There are the companies that blame their users for their negligence. And there are others – of course whose core business is computer security – who help them strengthen their protection. The famous password management service LastPass has just shown that it wants to be part of the second batch.

At the beginning of January, the company announced a series of changes for its users. The use of a password manager makes it possible to keep its different passwords used away from prying eyes, but provided that the master password is not cracked.

Twelve characters

At LastPass, the latter could be eight characters in size. Given the progress in brute force attacks, this way of testing combinations of characters on the fly, the company will now force all its customers to define a master password of at least twelve characters. This was already the default setting of the service since 2018, but it was still possible to create a shorter password.

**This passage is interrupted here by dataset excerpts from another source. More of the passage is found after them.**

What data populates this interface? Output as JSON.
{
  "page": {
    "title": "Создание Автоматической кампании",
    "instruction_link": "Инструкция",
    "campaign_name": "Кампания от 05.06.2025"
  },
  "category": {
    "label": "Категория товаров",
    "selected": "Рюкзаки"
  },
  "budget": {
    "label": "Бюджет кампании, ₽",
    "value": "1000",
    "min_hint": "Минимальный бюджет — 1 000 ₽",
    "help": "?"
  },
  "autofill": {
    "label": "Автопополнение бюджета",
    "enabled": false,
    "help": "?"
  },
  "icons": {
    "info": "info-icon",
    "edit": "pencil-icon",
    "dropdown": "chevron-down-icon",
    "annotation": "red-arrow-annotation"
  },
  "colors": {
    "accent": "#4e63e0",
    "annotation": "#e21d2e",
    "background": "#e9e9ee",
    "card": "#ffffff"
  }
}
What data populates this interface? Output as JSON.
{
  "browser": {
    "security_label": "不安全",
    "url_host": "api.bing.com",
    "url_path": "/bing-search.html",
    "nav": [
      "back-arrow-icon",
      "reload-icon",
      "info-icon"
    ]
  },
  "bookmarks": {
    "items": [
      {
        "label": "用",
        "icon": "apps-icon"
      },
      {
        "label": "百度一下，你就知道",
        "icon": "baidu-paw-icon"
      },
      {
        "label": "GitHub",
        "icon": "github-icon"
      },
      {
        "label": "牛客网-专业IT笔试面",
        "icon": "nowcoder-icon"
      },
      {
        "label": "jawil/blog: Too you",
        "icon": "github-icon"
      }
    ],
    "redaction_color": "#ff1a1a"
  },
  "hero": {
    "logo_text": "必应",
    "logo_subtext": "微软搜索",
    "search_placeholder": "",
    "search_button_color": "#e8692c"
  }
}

To help its users define their password correctly, LastPass will also start checking the strength of the new passwords chosen from February. These will be compared to a database of leaked passwords. Thus, users will be able to find out if the password they are about to choose has already been revealed on a black market.

Dictionary attack

An interesting piece of information for uses: dictionary attacks rely precisely on these large password databases that have already been leaked. In case of detection of an identical password already exposed, the user will be prompted to choose another password, which will then be “much more difficult” to decrypt.

So many measures that must also allow LastPass to restore its image. Two years earlier, for example, some users’ master passwords had been revealed following a login stuffing attack. But the company had especially been very severely shaken in 2022 by a computer hacking.

The malicious hacker had managed to penetrate his network by posing as a developer, thus bypassing multifactor authentication. The latter had then got hold of encrypted password safes, an invaluable treasure for the cybercriminal if he manages to find the right sesame seeds to open them.